Customs and Border Protection "has not yet demonstrated the effectiveness and suitability of its new approach for deploying surveillance technology in Arizona," wrote Richard Stana, the report's author and GAO director for homeland security and justice issues. The purpose of the program is to monitor the southwest border for signs of drug smuggling, illegal immigration, terrorism and other criminal activity. "By taking steps to document how, where, and why it plans to deploy specific combinations of technology prior to its acquisition and deployment, CBP could be better positioned to minimize performance risks," he added.

CBP, part of the Homeland Security Department, has requested $242 million in project funding for fiscal 2012 and anticipates spending $1.5 billion on new systems for the Arizona border alone over the program's 10-year life cycle.

On Monday, House Homeland Security Committee Chairman Peter King, R-N.Y., who requested the audit, said, "This GAO report is helpful in identifying continuing problems with CBP's use of technology along the border. What remains most concerning is the fact that the Obama Administration has yet to present a comprehensive plan for securing our borders, which should be done through the integration of border patrol staffing, technology, and fencing."

Senators recently proposed docking border technology funding by $128 million because of delays in deploying systems along the southwest region, a spending committee aide pointed out on Monday.
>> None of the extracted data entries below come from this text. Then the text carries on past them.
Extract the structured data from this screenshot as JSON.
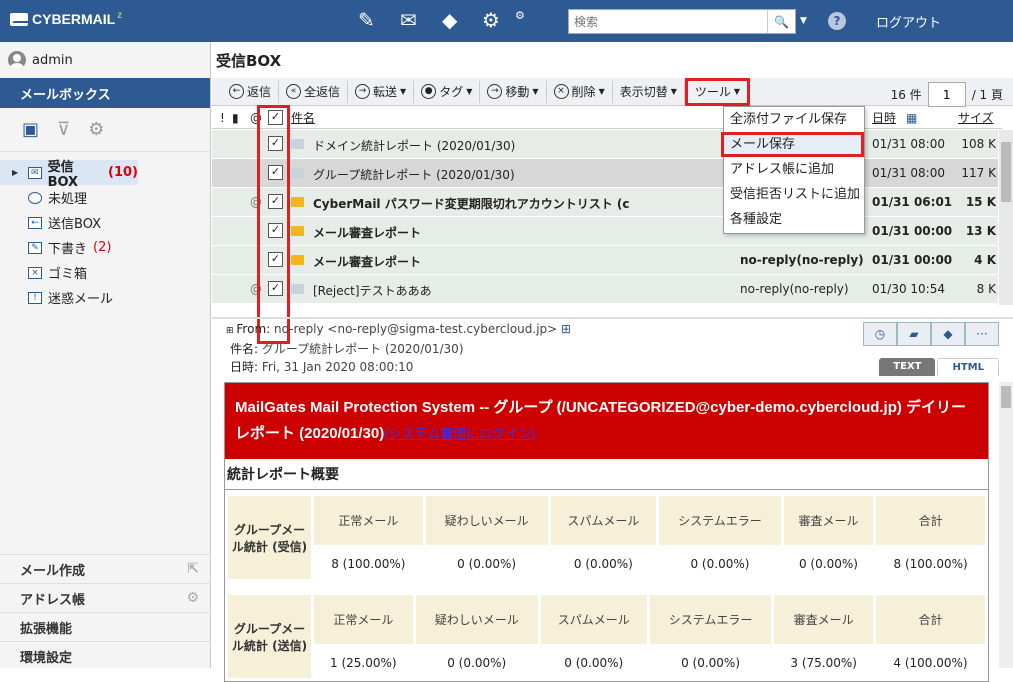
{
  "app": {
    "logo": "CYBERMAIL",
    "search_placeholder": "検索",
    "logout": "ログアウト",
    "help": "?"
  },
  "user": "admin",
  "sidebar": {
    "mailbox_title": "メールボックス",
    "folders": [
      {
        "label": "受信BOX",
        "count": "(10)"
      },
      {
        "label": "未処理",
        "count": ""
      },
      {
        "label": "送信BOX",
        "count": ""
      },
      {
        "label": "下書き",
        "count": "(2)"
      },
      {
        "label": "ゴミ箱",
        "count": ""
      },
      {
        "label": "迷惑メール",
        "count": ""
      }
    ],
    "bottom": [
      "メール作成",
      "アドレス帳",
      "拡張機能",
      "環境設定"
    ]
  },
  "main": {
    "title": "受信BOX",
    "toolbar": {
      "reply": "返信",
      "reply_all": "全返信",
      "forward": "転送",
      "tag": "タグ",
      "move": "移動",
      "delete": "削除",
      "view": "表示切替",
      "tools": "ツール"
    },
    "pager": {
      "count": "16 件",
      "page": "1",
      "total": "/ 1 頁"
    },
    "columns": {
      "subject": "件名",
      "date": "日時",
      "size": "サイズ"
    },
    "rows": [
      {
        "subject": "ドメイン統計レポート (2020/01/30)",
        "from": "",
        "date": "01/31 08:00",
        "size": "108 K",
        "bold": false,
        "att": ""
      },
      {
        "subject": "グループ統計レポート (2020/01/30)",
        "from": "",
        "date": "01/31 08:00",
        "size": "117 K",
        "bold": false,
        "att": ""
      },
      {
        "subject": "CyberMail パスワード変更期限切れアカウントリスト (c",
        "from": "",
        "date": "01/31 06:01",
        "size": "15 K",
        "bold": true,
        "att": "@"
      },
      {
        "subject": "メール審査レポート",
        "from": "",
        "date": "01/31 00:00",
        "size": "13 K",
        "bold": true,
        "att": ""
      },
      {
        "subject": "メール審査レポート",
        "from": "no-reply(no-reply)",
        "date": "01/31 00:00",
        "size": "4 K",
        "bold": true,
        "att": ""
      },
      {
        "subject": "[Reject]テストあああ",
        "from": "no-reply(no-reply)",
        "date": "01/30 10:54",
        "size": "8 K",
        "bold": false,
        "att": "@"
      }
    ],
    "tool_menu": [
      "全添付ファイル保存",
      "メール保存",
      "アドレス帳に追加",
      "受信拒否リストに追加",
      "各種設定"
    ]
  },
  "preview": {
    "from_label": "From:",
    "from": "no-reply <no-reply@sigma-test.cybercloud.jp>",
    "subject_label": "件名:",
    "subject": "グループ統計レポート (2020/01/30)",
    "date_label": "日時:",
    "date": "Fri, 31 Jan 2020 08:00:10",
    "tab_text": "TEXT",
    "tab_html": "HTML"
  },
  "report": {
    "title": "MailGates Mail Protection System -- グループ (/UNCATEGORIZED@cyber-demo.cybercloud.jp) デイリーレポート (2020/01/30)",
    "login_link": "(システム管理にログイン)",
    "section": "統計レポート概要",
    "headers": [
      "正常メール",
      "疑わしいメール",
      "スパムメール",
      "システムエラー",
      "審査メール",
      "合計"
    ],
    "recv_label": "グループメール統計 (受信)",
    "recv": [
      "8 (100.00%)",
      "0 (0.00%)",
      "0 (0.00%)",
      "0 (0.00%)",
      "0 (0.00%)",
      "8 (100.00%)"
    ],
    "send_label": "グループメール統計 (送信)",
    "send": [
      "1 (25.00%)",
      "0 (0.00%)",
      "0 (0.00%)",
      "0 (0.00%)",
      "3 (75.00%)",
      "4 (100.00%)"
    ]
  }
}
The full Senate Appropriations Committee in September approved a measure that would provide $400 million for border security fencing, infrastructure and technology, instead of $528 million, because the completion date of the Arizona project "is four years later than the estimated deployment of technology along the entire Southwest Border as originally envisioned by the now cancelled SBInet," a report accompanying the legislation states. "The reduction is based on high levels of unobligated balances," including $440 million as of July 31.

A House Appropriations Committee staffer said the panel's policy is not to comment on items that members have yet to negotiate with Senators.
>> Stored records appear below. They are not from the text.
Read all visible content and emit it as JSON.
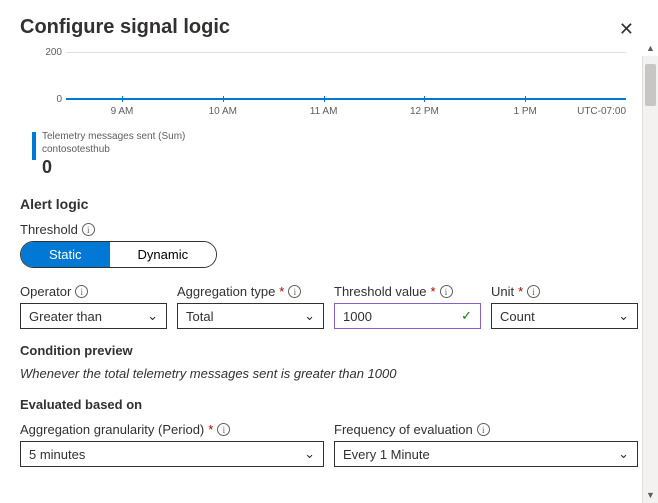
{
  "header": {
    "title": "Configure signal logic"
  },
  "chart_data": {
    "type": "line",
    "x_ticks": [
      "9 AM",
      "10 AM",
      "11 AM",
      "12 PM",
      "1 PM"
    ],
    "y_ticks": [
      0,
      200
    ],
    "timezone": "UTC-07:00",
    "series": [
      {
        "name": "Telemetry messages sent (Sum)",
        "resource": "contosotesthub",
        "value": 0
      }
    ],
    "ylim": [
      0,
      200
    ]
  },
  "legend": {
    "metric": "Telemetry messages sent (Sum)",
    "resource": "contosotesthub",
    "value": "0"
  },
  "alert_logic": {
    "title": "Alert logic",
    "threshold_label": "Threshold",
    "toggle": {
      "static": "Static",
      "dynamic": "Dynamic"
    },
    "operator": {
      "label": "Operator",
      "value": "Greater than"
    },
    "aggregation": {
      "label": "Aggregation type",
      "value": "Total"
    },
    "threshold_value": {
      "label": "Threshold value",
      "value": "1000"
    },
    "unit": {
      "label": "Unit",
      "value": "Count"
    },
    "preview_title": "Condition preview",
    "preview_text": "Whenever the total telemetry messages sent is greater than 1000"
  },
  "evaluated": {
    "title": "Evaluated based on",
    "granularity": {
      "label": "Aggregation granularity (Period)",
      "value": "5 minutes"
    },
    "frequency": {
      "label": "Frequency of evaluation",
      "value": "Every 1 Minute"
    }
  }
}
The new criticisms mirror some of the negative reviews for SBInet that eventually led to that program's demise. In 2005, government leaders had imagined erecting a virtual fence of linked towers mounted with sensors that would convey directional radar data and camera images to border patrol agents. DHS Secretary Janet Napolitano scuttled the program in January 2011 after more than 26 audits pointed to cost overruns, schedule slippages and technological malfunctions.

The follow-on project, which has not been awarded to a vendor yet, will cover all but 53 miles of the Arizona border -- which will continue to be protected by existing SBInet infrastructure -- and the rest of the southwest border.
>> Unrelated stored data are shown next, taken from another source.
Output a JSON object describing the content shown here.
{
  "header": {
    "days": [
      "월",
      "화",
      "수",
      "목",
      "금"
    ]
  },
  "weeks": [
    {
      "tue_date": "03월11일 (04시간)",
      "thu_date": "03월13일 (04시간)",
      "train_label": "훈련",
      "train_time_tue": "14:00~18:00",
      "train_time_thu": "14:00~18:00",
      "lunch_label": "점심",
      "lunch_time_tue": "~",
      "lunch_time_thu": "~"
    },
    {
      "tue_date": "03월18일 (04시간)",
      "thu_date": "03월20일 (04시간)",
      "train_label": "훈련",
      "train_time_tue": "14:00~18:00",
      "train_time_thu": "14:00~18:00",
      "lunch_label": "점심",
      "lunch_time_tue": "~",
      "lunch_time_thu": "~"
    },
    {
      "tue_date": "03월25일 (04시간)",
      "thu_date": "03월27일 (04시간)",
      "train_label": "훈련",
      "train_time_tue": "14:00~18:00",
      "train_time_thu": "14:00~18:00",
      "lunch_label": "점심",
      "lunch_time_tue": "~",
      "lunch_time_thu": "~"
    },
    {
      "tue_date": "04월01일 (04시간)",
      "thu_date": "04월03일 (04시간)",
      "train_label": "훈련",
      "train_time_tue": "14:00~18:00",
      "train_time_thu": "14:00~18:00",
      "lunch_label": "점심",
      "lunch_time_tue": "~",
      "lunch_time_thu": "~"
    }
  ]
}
The first phase, referred to as the Arizona Border Surveillance Technology program, is supposed to finish off the state's border with interconnected towers, video and mobile surveillance systems, handheld tools, and remote ground sensors. "According to CBP officials, though similar, the [integrated fixed-tower] systems equipment will be simpler when compared with the equipment for the tower systems deployed under SBInet," the report stated.

Homeland Security pulled incumbent contractor Boeing off project development in 2011.

The new program already is falling below expectations, according to GAO officials.

Last January, Napolitano said she expected to provide agents with a complete view of the Arizona border by 2014, but DHS officials have no way of knowing if they are on target to meet that objective, GAO officials said. "CBP officials have not yet defined the expected benefits or developed measurable and quantifiable performance metrics that would show progress toward achieving that goal," Stana wrote, so the "approach is at an increased risk of not accomplishing its goal in support of Arizona border security."

While Border Patrol might not yet have the technology in place to detect all illegal entries, it should have, for example, established a yardstick to measure progress toward increasing the probability of detection, the report stated.

Meanwhile, the cost of this work is unknown. CBP officials did not calculate how much money may be needed to cover unavoidable project changes, according to GAO officials. "The estimate for the plan is likely to be unrealistic because it does not assess the variability in the cost estimate from such effects as schedules slipping, missions changing, and proposed solutions' not meeting users' needs," the report noted.

Ray Bjorklund, chief knowledge officer at market research firm Deltek, said the findings could delay the project by at least a year, especially with Congress reluctant to pay for risky projects.

"It will take a while to build up some credibility in the process" Homeland Security has proposed, he said. "This is a really serious time for budget. I think that's where the program could really get derailed: Everybody's out to cut. Cut, cut, cut."

DHS officials were unable to comment by late Monday afternoon.